El presidente López Obrador, hace algunos días, abrió su juego y planteó diversas reformas constitucionales. Con ello, plantea dominar la opinión pública en los próximos meses y fijar la agenda del debate electoral en la campaña presidencial. Aun cuando no se puede negar la temeridad presidencial y su capacidad para despreciar otras voces, otras propuestas surgirán y el debate será más amplio y diverso que lo que plantea el ocupante del Palacio. Sin embargo, su voz y sus ideas no pueden ni deben ser subestimadas.
En las próximas entregas me centraré en analizar las propuestas de reforma constitucional en materia de justicia. Una cosa queda clara. Existe una abismal diferencia en cómo la mayoría de los sistemas democráticos en el mundo plantean y reconocen la legitimidad democrática de la autoridad judicial y cómo lo hace el promovente, quien solo es acompañado en su visión por Bolivia.
En una democracia, mientras que las autoridades políticas, ya sea el titular de la administración o los miembros del poder legislativo, son electas por el sufragio directo y universal, no sucede lo mismo con las autoridades judiciales. Lo anterior obedece manifiestamente a la función que cada uno de esos poderes realiza en el contexto democrático.
El legislador expresa la voluntad de la comunidad para fijar las reglas sobre las cuales se organiza la vida social. El elector de alguna manera decide quién va a decidir, o cuando menos quién no va a decidir dichas reglas.
Por otra parte, el Presidente de la República es quien organiza los recursos humanos que van a formar parte de la administración pública.
En los casos anteriores el elector decide quién o quién no hace valer su voluntad en determinadas situaciones. La representación política implica una delegación de poder decidir y, por ello, el sufragio universal es la principal fuente de legitimación de las autoridades políticas.
En el caso de la autoridad judicial, la legitimidad deriva de la función que el juez hace. El juez no hace valer su voluntad al resolver, su función es verificar qué es lo que la ley dispone para el caso concreto. De ahí que el juez deba ser un experto en las cuestiones jurídicas. Debe acreditar estudiar los textos que desentrañan los alcances semánticos de las disposiciones legales y con ello fijar su alcance.
Por otra parte, el juez sólo interviene cuando se problematiza el alcance de la ley, es decir cuando diversas partes muestran desacuerdos sobre cómo deben de tratarse cuestiones que son relevantes en sus relaciones. Recordemos que la estabilidad en el tiempo es uno de los fines en la regla y para ello debe haber una aceptación razonable de su alcance entre aquellos afectados por la misma. En el caso de desacuerdo el asunto debe ser resuelto no sólo por un experto, sino por alguien que sea imparcial y no resuelva la cuestión dominado o cooptado por alguna de las partes.

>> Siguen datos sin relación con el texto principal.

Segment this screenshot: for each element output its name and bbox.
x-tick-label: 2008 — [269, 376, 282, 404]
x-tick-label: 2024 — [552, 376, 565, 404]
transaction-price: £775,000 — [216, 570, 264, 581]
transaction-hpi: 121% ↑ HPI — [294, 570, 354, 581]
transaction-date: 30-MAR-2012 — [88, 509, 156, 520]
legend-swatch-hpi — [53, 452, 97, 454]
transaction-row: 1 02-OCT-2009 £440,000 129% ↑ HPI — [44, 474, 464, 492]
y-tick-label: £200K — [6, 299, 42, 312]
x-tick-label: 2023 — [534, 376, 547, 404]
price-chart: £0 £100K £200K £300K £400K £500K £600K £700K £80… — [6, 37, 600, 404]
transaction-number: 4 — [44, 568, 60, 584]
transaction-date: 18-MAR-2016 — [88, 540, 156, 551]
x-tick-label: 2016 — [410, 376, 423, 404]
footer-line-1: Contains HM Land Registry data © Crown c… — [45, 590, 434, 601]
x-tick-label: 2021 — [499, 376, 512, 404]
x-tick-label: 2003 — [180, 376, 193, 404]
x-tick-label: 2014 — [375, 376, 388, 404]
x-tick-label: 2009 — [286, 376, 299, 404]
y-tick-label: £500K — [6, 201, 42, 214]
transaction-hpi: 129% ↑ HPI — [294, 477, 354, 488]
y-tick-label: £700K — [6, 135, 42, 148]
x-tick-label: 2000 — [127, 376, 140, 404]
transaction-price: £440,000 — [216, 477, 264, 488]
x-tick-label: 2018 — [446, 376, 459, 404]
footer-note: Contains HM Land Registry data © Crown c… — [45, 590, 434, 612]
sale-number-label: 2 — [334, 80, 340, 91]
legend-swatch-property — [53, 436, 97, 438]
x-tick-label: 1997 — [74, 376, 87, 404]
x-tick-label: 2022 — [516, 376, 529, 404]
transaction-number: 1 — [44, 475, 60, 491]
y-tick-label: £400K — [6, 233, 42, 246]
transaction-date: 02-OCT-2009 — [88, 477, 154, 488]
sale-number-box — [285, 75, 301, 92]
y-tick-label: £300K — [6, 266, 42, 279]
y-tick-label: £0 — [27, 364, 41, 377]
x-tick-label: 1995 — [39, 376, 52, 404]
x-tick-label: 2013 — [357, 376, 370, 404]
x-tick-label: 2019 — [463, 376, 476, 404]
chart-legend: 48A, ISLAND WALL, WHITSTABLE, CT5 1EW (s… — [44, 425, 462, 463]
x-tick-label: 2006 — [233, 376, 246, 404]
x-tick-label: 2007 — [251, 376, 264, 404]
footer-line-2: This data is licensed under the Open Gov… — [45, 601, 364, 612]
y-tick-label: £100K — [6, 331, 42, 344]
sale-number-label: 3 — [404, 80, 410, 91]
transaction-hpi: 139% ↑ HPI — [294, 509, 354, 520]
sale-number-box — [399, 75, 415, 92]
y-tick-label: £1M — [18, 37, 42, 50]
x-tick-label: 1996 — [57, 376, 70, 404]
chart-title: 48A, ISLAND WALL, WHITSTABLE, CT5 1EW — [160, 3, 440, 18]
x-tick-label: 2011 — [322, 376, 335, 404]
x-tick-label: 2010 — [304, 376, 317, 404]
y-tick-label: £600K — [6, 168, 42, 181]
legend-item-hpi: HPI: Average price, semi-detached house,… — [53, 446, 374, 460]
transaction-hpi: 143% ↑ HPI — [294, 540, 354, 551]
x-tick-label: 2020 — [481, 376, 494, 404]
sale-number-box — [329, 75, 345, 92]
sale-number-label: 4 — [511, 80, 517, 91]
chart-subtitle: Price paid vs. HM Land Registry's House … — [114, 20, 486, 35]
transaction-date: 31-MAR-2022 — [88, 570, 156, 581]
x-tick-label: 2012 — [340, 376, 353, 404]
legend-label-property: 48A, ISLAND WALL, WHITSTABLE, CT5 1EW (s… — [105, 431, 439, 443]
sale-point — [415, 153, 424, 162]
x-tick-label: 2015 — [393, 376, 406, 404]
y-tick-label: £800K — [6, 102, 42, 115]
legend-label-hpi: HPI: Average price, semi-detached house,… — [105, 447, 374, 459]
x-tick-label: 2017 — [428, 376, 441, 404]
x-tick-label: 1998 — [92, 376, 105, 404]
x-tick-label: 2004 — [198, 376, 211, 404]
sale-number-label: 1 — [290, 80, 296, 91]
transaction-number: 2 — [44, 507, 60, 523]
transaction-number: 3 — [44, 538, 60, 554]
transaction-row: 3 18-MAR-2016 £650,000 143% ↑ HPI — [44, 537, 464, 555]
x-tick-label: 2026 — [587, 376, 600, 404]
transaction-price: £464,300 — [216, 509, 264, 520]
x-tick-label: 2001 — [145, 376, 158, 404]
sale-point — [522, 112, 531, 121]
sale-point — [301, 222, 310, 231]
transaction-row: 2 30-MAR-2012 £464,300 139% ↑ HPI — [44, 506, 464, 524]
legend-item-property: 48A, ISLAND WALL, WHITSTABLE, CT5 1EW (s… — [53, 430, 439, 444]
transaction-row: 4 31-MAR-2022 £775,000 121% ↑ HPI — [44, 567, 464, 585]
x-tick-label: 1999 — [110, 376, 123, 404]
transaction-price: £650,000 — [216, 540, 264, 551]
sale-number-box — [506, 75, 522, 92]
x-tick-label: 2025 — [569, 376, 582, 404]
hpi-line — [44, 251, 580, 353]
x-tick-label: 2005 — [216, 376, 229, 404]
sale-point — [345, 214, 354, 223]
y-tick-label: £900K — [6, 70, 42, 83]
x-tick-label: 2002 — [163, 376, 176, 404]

Esto asume la mayor importancia en las relaciones asimétricas, es decir aquéllas en las que una de las partes es notoriamente más poderosa que la otra. Sólo un poder independiente puede someter a otro poder al cumplir con sus decisiones.
De aquí salen la mayoría de los conflictos entre la autoridad judicial y las otras autoridades políticas. La diferencia se centra en que el poder judicial no busca someter a un poder público a su voluntad sino al cumplimiento de una norma previa al acto que se analiza. Al resolver no hace una exploración interior para aquilatar lo que resulta correcto, sino que hace una argumentación explícita mediante la cual interpreta lo resuelto por otros, el legislador u otros jueces que resolvieron antes la cuestión para determinar cuál es la ley aplicable. En esta ley es en donde radica la voluntad política, no en su intérprete.